Estes atributos têm atraído a atenção de muitos grupos de pesquisas em outras partes do mundo, sendo o QDT traduzido e adaptado, por exemplo, ao contexto alemão (Stegmann et al., 2010), ao contexto espanhol (Ríos et al., 2017), ao contexto colombiano (Bayona, Caballer, & Peiró, 2015), ao contexto português (Miranda, 2015), ao contexto francês (Bigot et al., 2014) e recentemente ao contexto brasileiro (Borges-Andrade, Peixoto, Queiroga, & Perez-Nebra (2019).
Método
Participantes
A amostra foi constituída por 505 participantes inseridos no contexto laboral de Angola. A distribuição dos respondentes conforme o sexo estava relativamente equilibrada (51,7% homens e 48,3% mulheres).
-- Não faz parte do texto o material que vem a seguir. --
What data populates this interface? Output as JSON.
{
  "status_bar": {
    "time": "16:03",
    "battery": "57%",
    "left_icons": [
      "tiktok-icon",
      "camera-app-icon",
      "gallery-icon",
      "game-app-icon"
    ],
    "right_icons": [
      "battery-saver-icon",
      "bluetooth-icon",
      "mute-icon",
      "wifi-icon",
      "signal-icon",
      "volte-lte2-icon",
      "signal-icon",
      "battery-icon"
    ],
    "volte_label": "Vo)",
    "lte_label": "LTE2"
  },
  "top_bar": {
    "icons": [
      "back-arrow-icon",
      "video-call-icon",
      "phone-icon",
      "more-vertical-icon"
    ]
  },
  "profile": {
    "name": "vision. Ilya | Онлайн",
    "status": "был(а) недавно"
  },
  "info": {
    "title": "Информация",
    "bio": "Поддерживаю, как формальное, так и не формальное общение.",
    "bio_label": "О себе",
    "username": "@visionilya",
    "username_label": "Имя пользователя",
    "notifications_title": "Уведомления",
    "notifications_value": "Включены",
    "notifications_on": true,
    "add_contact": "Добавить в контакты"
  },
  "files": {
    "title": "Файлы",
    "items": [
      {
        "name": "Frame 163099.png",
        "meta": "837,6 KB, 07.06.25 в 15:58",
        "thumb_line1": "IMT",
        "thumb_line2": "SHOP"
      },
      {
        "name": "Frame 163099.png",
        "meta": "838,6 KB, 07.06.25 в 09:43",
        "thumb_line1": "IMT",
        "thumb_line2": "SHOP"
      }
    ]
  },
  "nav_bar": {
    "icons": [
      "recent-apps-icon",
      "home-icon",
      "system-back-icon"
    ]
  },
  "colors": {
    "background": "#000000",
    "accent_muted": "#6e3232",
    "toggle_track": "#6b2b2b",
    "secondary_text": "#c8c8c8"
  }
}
A maior parte dos respondentes possuía ensino superior incompleto (48,3%), e vínculo de natureza efetiva (trabalhadores próprios da organização) (70,3%). Grande parte pertencia ao grupo de trabalhadores nacionais (89,7%), sendo os demais (10,3%) expatriado e/ou emigrantes. Em relação ao tipo de trabalho realizado, a proporção de trabalhadores pertencentes às categorias de trabalhadores gerenciais e operacionais foi a mesma (27,1% em cada), 35,5% pertenciam à categoria de trabalhadores administrativos e 10,4% foram classificados como pertencentes à categoria "outros". A média de idade foi de 33,96 anos (DP= 8,69). A média total de tempo de serviço foi de 8,53 anos (DP = 7,95). Além disso, houve uma distribuição ponderada entre as funções públicas (53,2%) e privadas (46,8%).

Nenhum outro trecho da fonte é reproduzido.